- Final year for the Model L, restored to a high standard
- Finished in maroon over tan with many desirable features
- 385-cu.-in. L-head V-8 engine; three-speed manual transmission
- Classic Car Club of America (CCCA) Full Classic
Following Ford’s purchase of the Lincoln Motor Company in 1922, Henry Ford’s only son Edsel was placed at the helm of the luxury concern. Backed by the Ford Motor Co.’s considerable engineering resources and Edsel’s aesthetic sensibilities, Lincolns became everything Fords were not: big, powerful, technologically advanced, and expensive. In stark contrast to Henry’s one-size-fits-all approach to transportation, they were highly customizable, with a roster of coachbuilders providing a variety of attractive body styles.

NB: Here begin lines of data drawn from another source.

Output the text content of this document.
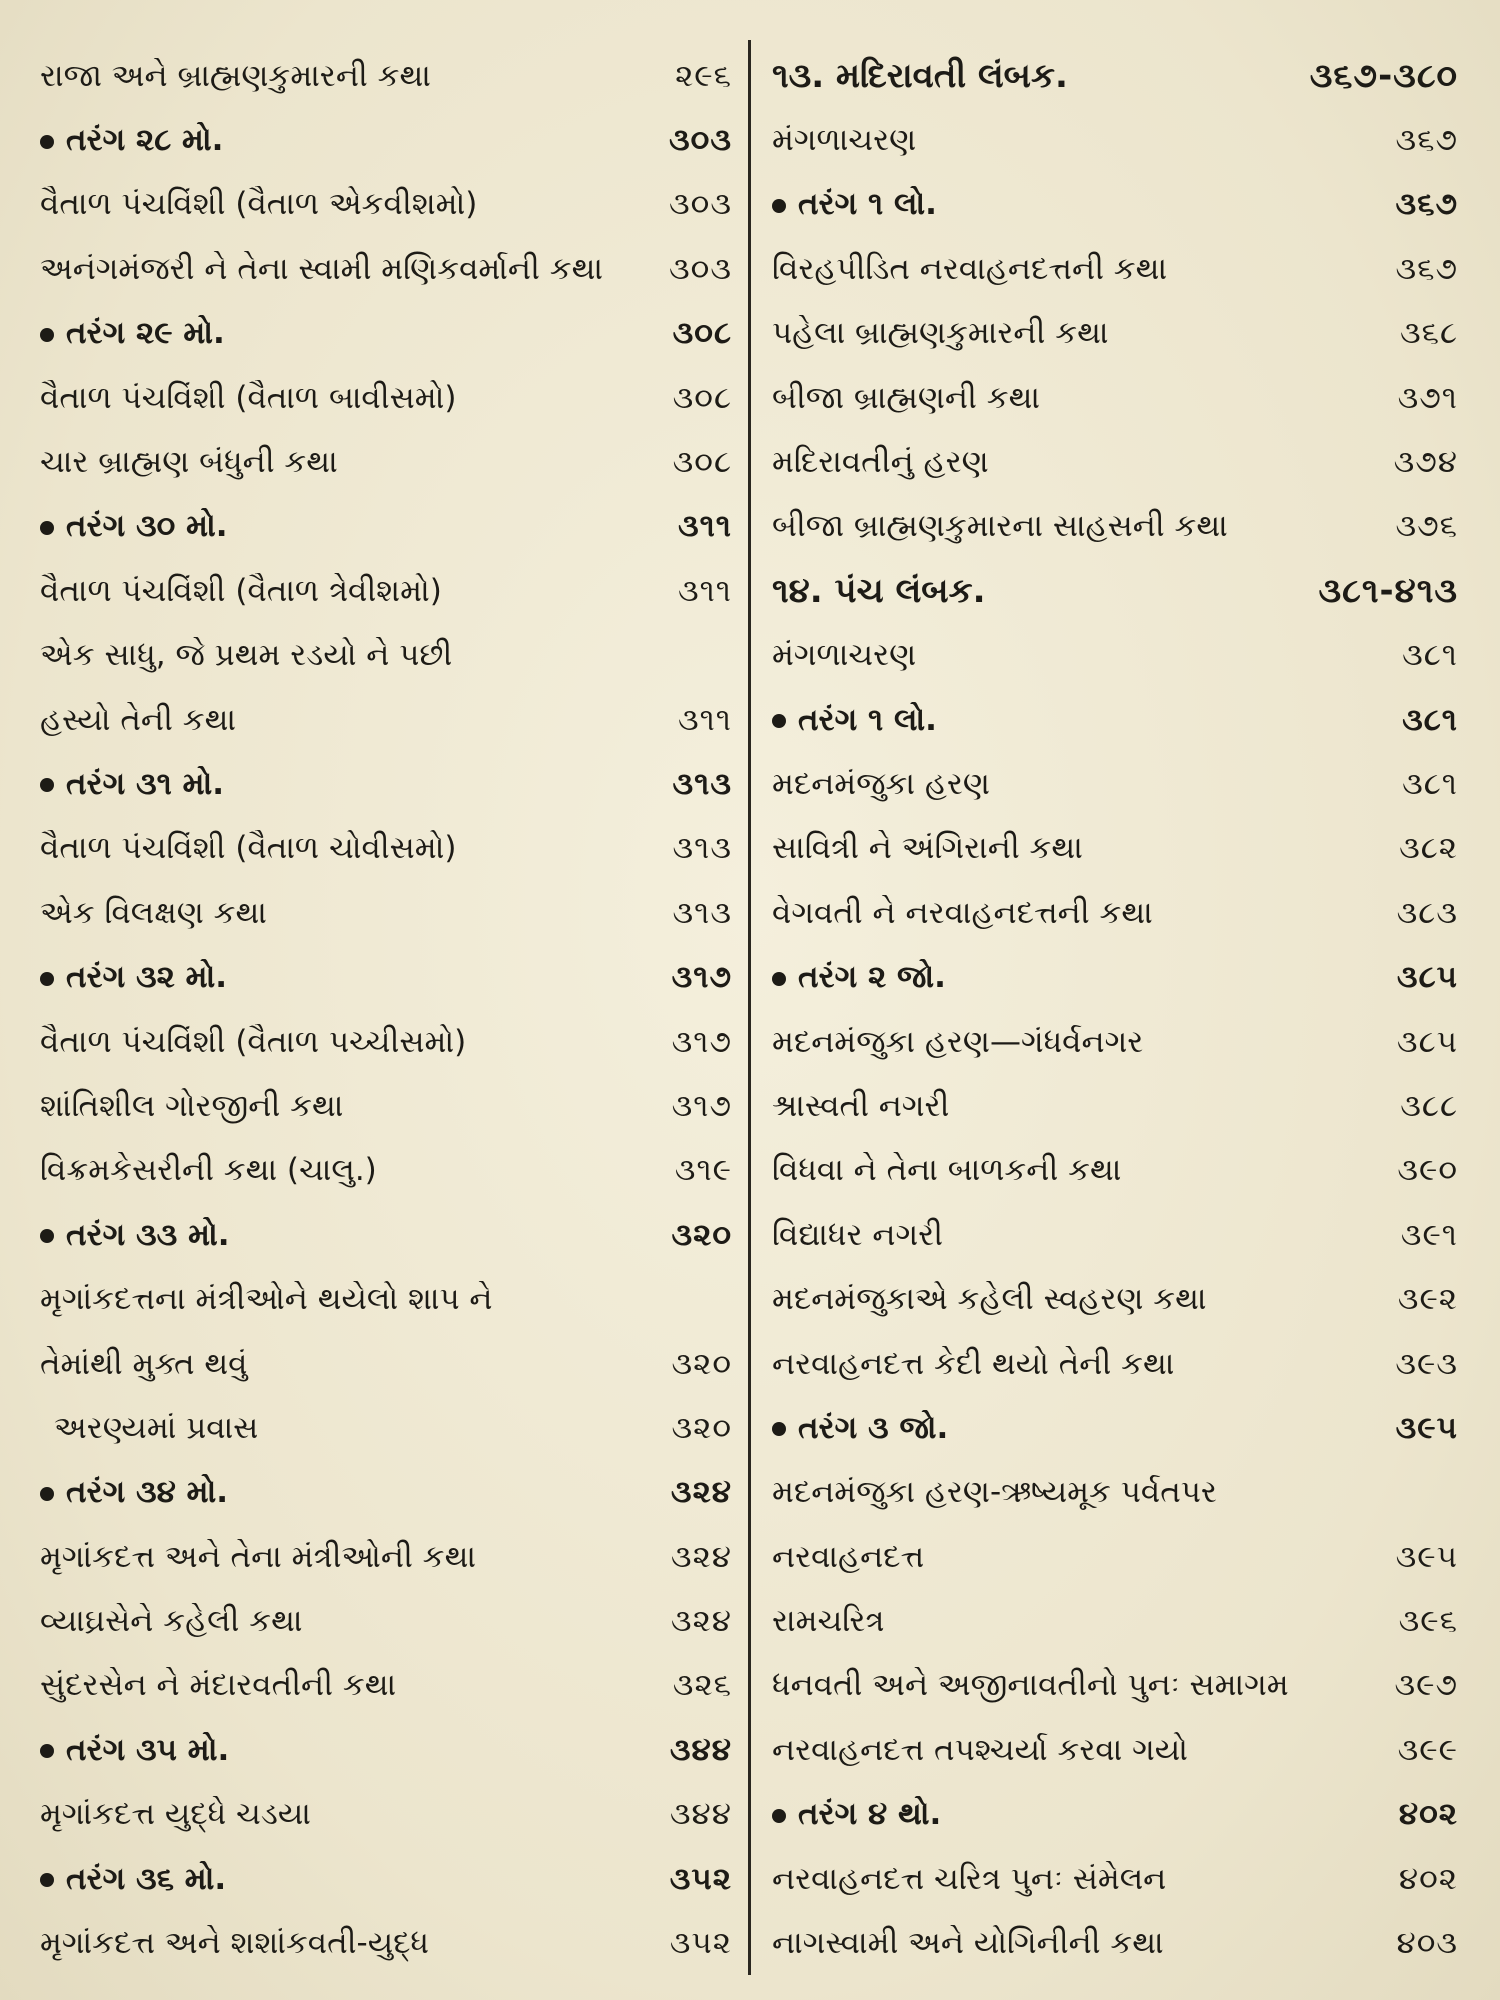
રાજા અને બ્રાહ્મણકુમારની કથા	૨૯૬
તરંગ ૨૮ મો.	૩૦૩
વૈતાળ પંચવિંશી (વૈતાળ એકવીશમો)	૩૦૩
અનંગમંજરી ને તેના સ્વામી મણિકવર્માની કથા	૩૦૩
તરંગ ૨૯ મો.	૩૦૮
વૈતાળ પંચવિંશી (વૈતાળ બાવીસમો)	૩૦૮
ચાર બ્રાહ્મણ બંધુની કથા	૩૦૮
તરંગ ૩૦ મો.	૩૧૧
વૈતાળ પંચવિંશી (વૈતાળ ત્રેવીશમો)	૩૧૧
એક સાધુ, જે પ્રથમ રડયો ને પછી
હસ્યો તેની કથા	૩૧૧
તરંગ ૩૧ મો.	૩૧૩
વૈતાળ પંચવિંશી (વૈતાળ ચોવીસમો)	૩૧૩
એક વિલક્ષણ કથા	૩૧૩
તરંગ ૩૨ મો.	૩૧૭
વૈતાળ પંચવિંશી (વૈતાળ પચ્ચીસમો)	૩૧૭
શાંતિશીલ ગોરજીની કથા	૩૧૭
વિક્રમકેસરીની કથા (ચાલુ.)	૩૧૯
તરંગ ૩૩ મો.	૩૨૦
મૃગાંકદત્તના મંત્રીઓને થયેલો શાપ ને
તેમાંથી મુક્ત થવું	૩૨૦
અરણ્યમાં પ્રવાસ	૩૨૦
તરંગ ૩૪ મો.	૩૨૪
મૃગાંકદત્ત અને તેના મંત્રીઓની કથા	૩૨૪
વ્યાઘ્રસેને કહેલી કથા	૩૨૪
સુંદરસેન ને મંદારવતીની કથા	૩૨૬
તરંગ ૩૫ મો.	૩૪૪
મૃગાંકદત્ત યુદ્ધે ચડયા	૩૪૪
તરંગ ૩૬ મો.	૩૫૨
મૃગાંકદત્ત અને શશાંકવતી-યુદ્ધ	૩૫૨
૧૩. મદિરાવતી લંબક.	૩૬૭-૩૮૦
મંગળાચરણ	૩૬૭
તરંગ ૧ લો.	૩૬૭
વિરહપીડિત નરવાહનદત્તની કથા	૩૬૭
પહેલા બ્રાહ્મણકુમારની કથા	૩૬૮
બીજા બ્રાહ્મણની કથા	૩૭૧
મદિરાવતીનું હરણ	૩૭૪
બીજા બ્રાહ્મણકુમારના સાહસની કથા	૩૭૬
૧૪. પંચ લંબક.	૩૮૧-૪૧૩
મંગળાચરણ	૩૮૧
તરંગ ૧ લો.	૩૮૧
મદનમંજુકા હરણ	૩૮૧
સાવિત્રી ને અંગિરાની કથા	૩૮૨
વેગવતી ને નરવાહનદત્તની કથા	૩૮૩
તરંગ ૨ જો.	૩૮૫
મદનમંજુકા હરણ—ગંધર્વનગર	૩૮૫
શ્રાસ્વતી નગરી	૩૮૮
વિધવા ને તેના બાળકની કથા	૩૯૦
વિદ્યાધર નગરી	૩૯૧
મદનમંજુકાએ કહેલી સ્વહરણ કથા	૩૯૨
નરવાહનદત્ત કેદી થયો તેની કથા	૩૯૩
તરંગ ૩ જો.	૩૯૫
મદનમંજુકા હરણ-ઋષ્યમૂક પર્વતપર
નરવાહનદત્ત	૩૯૫
રામચરિત્ર	૩૯૬
ધનવતી અને અજીનાવતીનો પુનઃ સમાગમ	૩૯૭
નરવાહનદત્ત તપશ્ચર્યા કરવા ગયો	૩૯૯
તરંગ ૪ થો.	૪૦૨
નરવાહનદત્ત ચરિત્ર પુનઃ સંમેલન	૪૦૨
નાગસ્વામી અને યોગિનીની કથા	૪૦૩
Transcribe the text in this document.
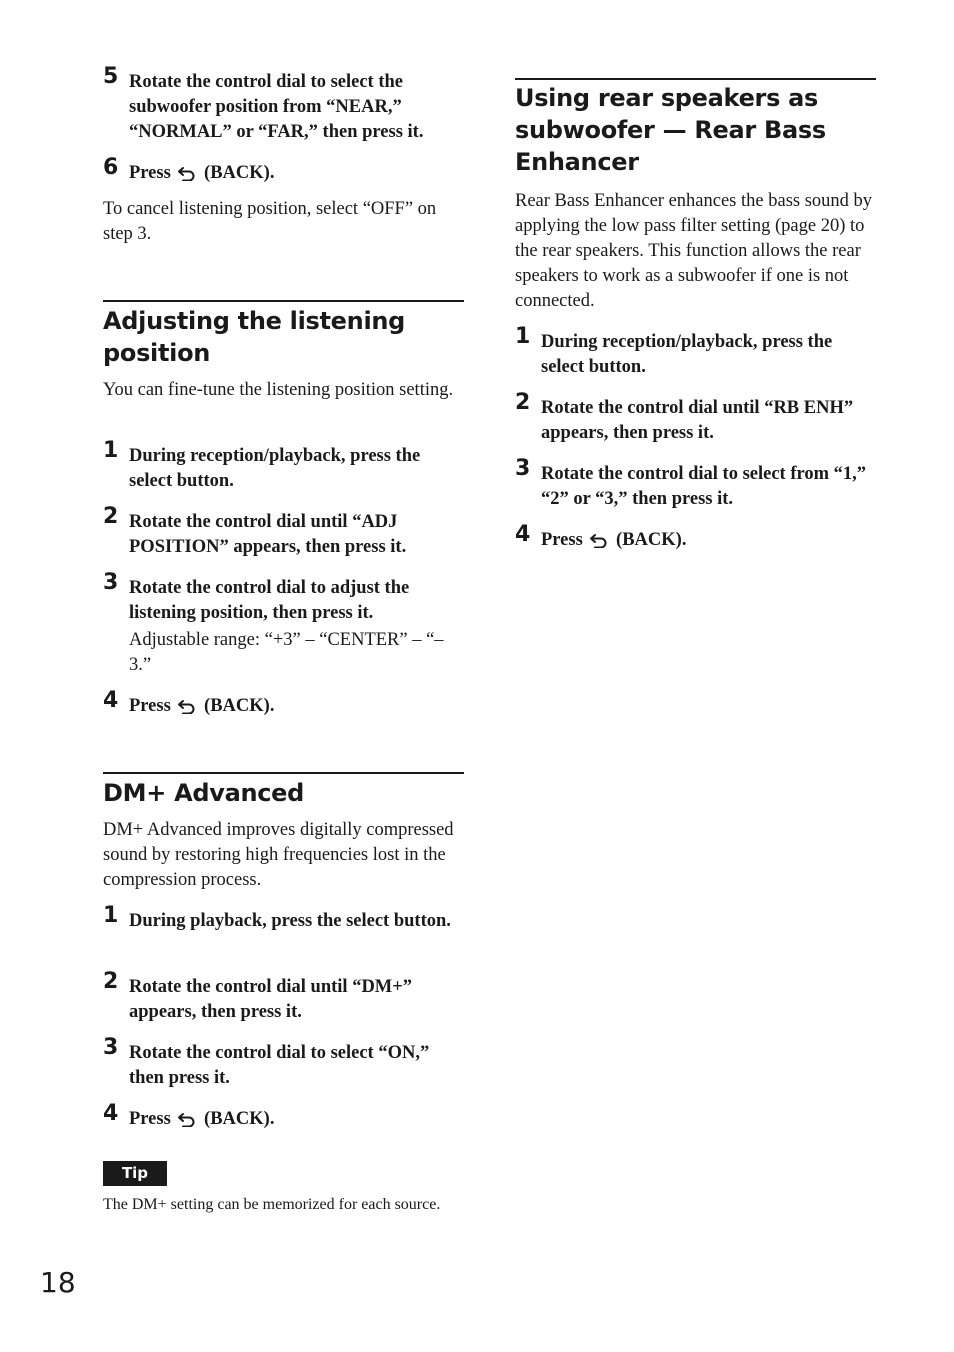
5 Rotate the control dial to select the subwoofer position from “NEAR,” “NORMAL” or “FAR,” then press it.
6 Press (BACK).
To cancel listening position, select “OFF” on step 3.
Adjusting the listening position
You can fine-tune the listening position setting.
1 During reception/playback, press the select button.
2 Rotate the control dial until “ADJ POSITION” appears, then press it.
3 Rotate the control dial to adjust the listening position, then press it.
Adjustable range: “+3” – “CENTER” – “–3.”
4 Press (BACK).
DM+ Advanced
DM+ Advanced improves digitally compressed sound by restoring high frequencies lost in the compression process.
1 During playback, press the select button.
2 Rotate the control dial until “DM+” appears, then press it.
3 Rotate the control dial to select “ON,” then press it.
4 Press (BACK).
Tip
The DM+ setting can be memorized for each source.
Using rear speakers as subwoofer — Rear Bass Enhancer
Rear Bass Enhancer enhances the bass sound by applying the low pass filter setting (page 20) to the rear speakers. This function allows the rear speakers to work as a subwoofer if one is not connected.
1 During reception/playback, press the select button.
2 Rotate the control dial until “RB ENH” appears, then press it.
3 Rotate the control dial to select from “1,” “2” or “3,” then press it.
4 Press (BACK).
18
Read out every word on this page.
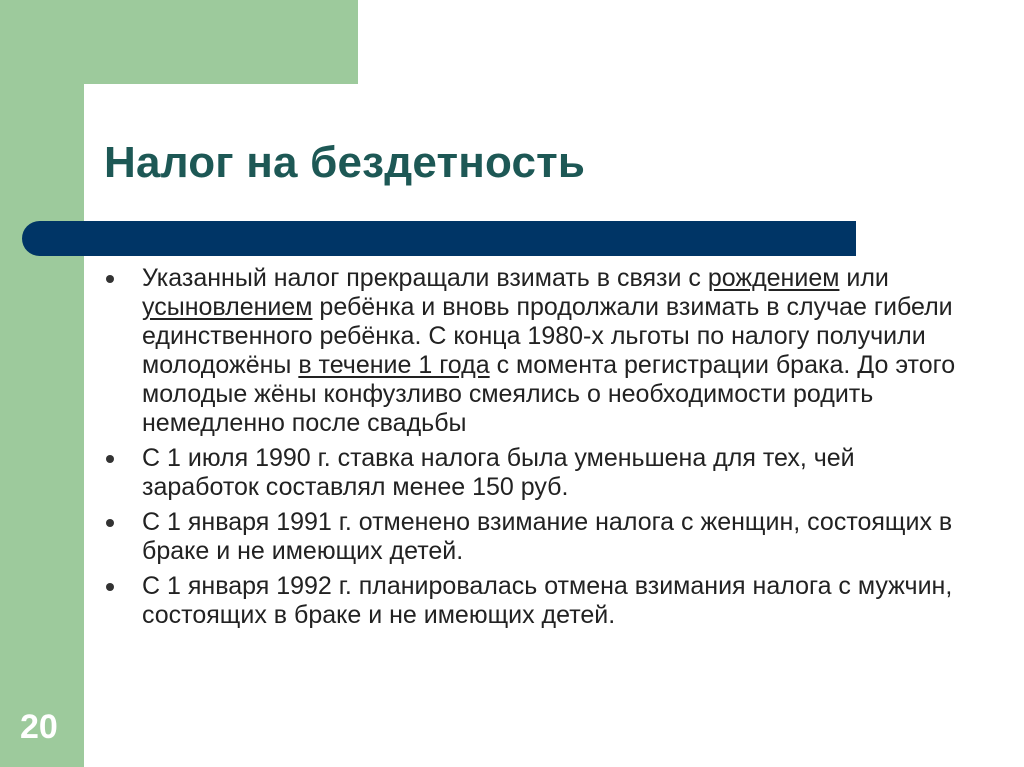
Налог на бездетность
Указанный налог прекращали взимать в связи с рождением или усыновлением ребёнка и вновь продолжали взимать в случае гибели единственного ребёнка. С конца 1980-х льготы по налогу получили молодожёны в течение 1 года с момента регистрации брака. До этого молодые жёны конфузливо смеялись о необходимости родить немедленно после свадьбы
С 1 июля 1990 г. ставка налога была уменьшена для тех, чей заработок составлял менее 150 руб.
С 1 января 1991 г. отменено взимание налога с женщин, состоящих в браке и не имеющих детей.
С 1 января 1992 г. планировалась отмена взимания налога с мужчин, состоящих в браке и не имеющих детей.
20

Once Ford took over, the Model L was built exclusively on a 136-wheelbase starting with the 1923 model year. Ford improved the 60-degree L-head V-8 engine with aluminum pistons and better cooling for the cylinder head. Displacement increased from 358 cubic-inches at inception to 385 cubic-inches in 1928 with a claimed output of 90 horsepower. Much to the chagrin of rebuffed Lincoln founder Henry Martyn Leland, Ford’s oversight had turned around the fledgling luxury brand’s flagging fortunes, with flourishing sales of the Model L paving the way for the Model K of 1931. In its final year of production, the 1930 Model L received only minor updates, including the adoption of a worm-and-roller steering system for more precise control, and fenders painted to match the body color—a first for the company.
The Model L Seven-Passenger Sedan offered here was assembled on 25 June 1930, according to a copy of a from The Henry Ford. It is said to have received a frame-off restoration circa 2014–2017 and, given its current presentation, the work appears to have been executed to a high standard. The car is beautifully finished in maroon over a tan cloth interior replete with tufted upholstery detailing, rear-facing jump seats, roll-up window shades, and a stunning mirror-polished dashboard. Taupe wire wheels coordinate nicely with the interior and are wrapped in wide whitewall tires. Other desirable features include dual, side-mounted spares with polished metal covers, cowl lights, a luggage rack with a color-matched metal trunk, and the distinctive greyhound mascot leaping above the radiator.
A stellar example of the final year for Lincoln’s inaugural Model L, this restored Classic Car Club of America Full Classic is an excellent candidate for both tours and concours.